The broad freedom an arbitrator has to resolve disputes and fashion remedies is limited by the contractual nature of the arbitration agreement from which he draws his powers.

The right to have a dispute submitted to arbitration is contractual. Panhandle Eastern Pipeline Company v. Smith, Wyo., 637 P.2d 1020 (1981). An arbitrator’s authority is limited by the bounds of the agreement, and courts may vacate awards that extend beyond the contractual scope of arbitration. International Brotherhood of Electrical Workers, Local 1400 v. Citizens Gas & Coke Utility, Ind.App., 428 N.E.2d 1320 (1981). An arbitrator exceeds his powers when he decides matters which were not submitted to him. Himco Systems, Inc. v. Marquette Electronics, Inc., 86 Ill.App.3d 476, 41 Ill.Dec. 515, 407 N.E.2d 1013 (1980).

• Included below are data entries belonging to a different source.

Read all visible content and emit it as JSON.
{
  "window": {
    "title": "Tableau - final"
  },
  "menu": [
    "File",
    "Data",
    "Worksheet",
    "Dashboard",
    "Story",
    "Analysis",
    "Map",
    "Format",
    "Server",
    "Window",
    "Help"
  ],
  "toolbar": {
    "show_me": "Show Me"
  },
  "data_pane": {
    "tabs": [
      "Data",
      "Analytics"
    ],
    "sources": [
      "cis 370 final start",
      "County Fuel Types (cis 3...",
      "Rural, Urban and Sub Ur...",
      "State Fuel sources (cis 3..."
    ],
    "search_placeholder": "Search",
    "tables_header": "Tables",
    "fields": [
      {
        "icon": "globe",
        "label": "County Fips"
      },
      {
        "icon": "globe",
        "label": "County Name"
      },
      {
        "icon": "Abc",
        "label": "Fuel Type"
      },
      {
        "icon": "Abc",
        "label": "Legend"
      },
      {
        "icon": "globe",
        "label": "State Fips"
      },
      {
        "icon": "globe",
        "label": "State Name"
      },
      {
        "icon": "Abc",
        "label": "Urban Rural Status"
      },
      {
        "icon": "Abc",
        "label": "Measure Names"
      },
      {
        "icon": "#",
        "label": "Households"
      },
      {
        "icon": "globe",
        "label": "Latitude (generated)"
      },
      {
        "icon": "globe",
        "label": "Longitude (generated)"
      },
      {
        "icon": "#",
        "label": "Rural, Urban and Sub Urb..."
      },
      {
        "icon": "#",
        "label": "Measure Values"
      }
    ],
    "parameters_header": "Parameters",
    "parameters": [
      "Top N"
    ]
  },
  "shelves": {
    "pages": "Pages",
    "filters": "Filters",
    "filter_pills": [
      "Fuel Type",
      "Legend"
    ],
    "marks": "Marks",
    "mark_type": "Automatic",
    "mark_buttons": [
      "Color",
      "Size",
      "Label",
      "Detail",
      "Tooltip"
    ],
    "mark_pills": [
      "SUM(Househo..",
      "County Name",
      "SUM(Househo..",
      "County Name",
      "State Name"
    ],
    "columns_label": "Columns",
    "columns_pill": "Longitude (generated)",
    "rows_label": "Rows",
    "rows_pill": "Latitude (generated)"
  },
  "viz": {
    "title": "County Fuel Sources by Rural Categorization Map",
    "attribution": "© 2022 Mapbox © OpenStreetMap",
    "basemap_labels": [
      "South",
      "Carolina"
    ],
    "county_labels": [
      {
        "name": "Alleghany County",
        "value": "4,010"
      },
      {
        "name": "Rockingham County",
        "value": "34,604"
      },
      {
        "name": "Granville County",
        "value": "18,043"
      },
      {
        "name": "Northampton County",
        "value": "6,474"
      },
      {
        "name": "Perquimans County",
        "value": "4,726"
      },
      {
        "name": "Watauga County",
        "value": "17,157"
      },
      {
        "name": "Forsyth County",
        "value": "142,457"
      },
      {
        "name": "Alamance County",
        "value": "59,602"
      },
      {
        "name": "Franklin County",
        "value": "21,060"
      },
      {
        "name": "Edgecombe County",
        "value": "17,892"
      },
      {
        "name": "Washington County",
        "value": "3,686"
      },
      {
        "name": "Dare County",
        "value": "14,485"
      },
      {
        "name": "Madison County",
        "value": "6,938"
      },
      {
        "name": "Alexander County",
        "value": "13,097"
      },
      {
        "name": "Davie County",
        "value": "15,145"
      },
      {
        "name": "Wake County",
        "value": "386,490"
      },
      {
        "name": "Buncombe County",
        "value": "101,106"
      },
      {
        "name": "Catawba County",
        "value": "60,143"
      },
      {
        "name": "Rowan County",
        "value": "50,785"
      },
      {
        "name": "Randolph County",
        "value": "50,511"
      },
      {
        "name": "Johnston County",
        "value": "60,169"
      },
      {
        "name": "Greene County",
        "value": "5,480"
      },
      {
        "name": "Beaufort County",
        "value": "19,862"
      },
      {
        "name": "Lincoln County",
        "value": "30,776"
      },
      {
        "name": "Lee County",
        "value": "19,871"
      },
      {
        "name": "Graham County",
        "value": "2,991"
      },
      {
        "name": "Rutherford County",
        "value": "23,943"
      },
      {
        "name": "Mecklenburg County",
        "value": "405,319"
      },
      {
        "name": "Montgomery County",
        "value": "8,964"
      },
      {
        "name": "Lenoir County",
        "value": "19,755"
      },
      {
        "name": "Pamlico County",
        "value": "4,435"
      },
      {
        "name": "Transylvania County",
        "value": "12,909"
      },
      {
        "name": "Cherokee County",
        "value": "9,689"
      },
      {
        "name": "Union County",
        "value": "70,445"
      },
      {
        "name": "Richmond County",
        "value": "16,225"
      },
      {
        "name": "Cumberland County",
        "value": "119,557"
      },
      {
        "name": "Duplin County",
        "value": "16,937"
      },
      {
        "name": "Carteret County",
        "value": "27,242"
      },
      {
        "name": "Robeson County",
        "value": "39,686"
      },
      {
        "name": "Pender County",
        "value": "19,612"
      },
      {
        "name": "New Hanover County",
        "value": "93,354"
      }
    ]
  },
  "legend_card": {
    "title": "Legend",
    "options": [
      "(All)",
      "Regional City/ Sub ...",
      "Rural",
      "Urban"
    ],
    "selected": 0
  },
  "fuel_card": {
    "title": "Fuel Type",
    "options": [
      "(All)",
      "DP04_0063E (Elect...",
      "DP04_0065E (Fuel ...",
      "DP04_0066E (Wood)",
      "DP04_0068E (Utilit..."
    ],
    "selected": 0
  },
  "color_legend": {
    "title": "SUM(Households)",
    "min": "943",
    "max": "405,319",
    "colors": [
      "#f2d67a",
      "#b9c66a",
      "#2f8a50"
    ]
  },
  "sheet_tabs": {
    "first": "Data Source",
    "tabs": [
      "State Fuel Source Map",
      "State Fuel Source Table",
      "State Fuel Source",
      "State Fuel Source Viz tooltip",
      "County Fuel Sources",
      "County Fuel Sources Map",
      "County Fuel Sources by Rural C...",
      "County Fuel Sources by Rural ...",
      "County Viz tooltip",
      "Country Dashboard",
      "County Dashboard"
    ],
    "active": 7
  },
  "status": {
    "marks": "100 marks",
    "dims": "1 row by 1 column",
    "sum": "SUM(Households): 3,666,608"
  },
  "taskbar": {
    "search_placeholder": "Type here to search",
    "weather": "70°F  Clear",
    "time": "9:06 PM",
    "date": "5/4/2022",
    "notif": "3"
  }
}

T & M Properties, 661 P.2d at 1044.

The Submission Agreement for arbitration entered into by the parties required them to:

“submit to the representatives, with copies to each other * * * a full statement of each claim made by that party with respect to the Contract, along with such documentary supporting material as that party considers appropriate.”

The representatives were to attempt to resolve the parties’ claims. If they could not do so, they were to select a neutral third party to decide them. Thus, the submission agreement provided that the arbitrator would decide only those claims made with respect to the contract which were first submitted to the parties’ representatives and then forwarded to him for decision.

JBC’s failure to submit a claim for consequential damages was consistent with its position below that the total cost remedy was the only contractual remedy provided to make . JBC whole under the circumstances. Since JBC never submitted a consequential damage claim according to the required process, it seems almost self-evident that the arbitrator could not make an award of consequential damages.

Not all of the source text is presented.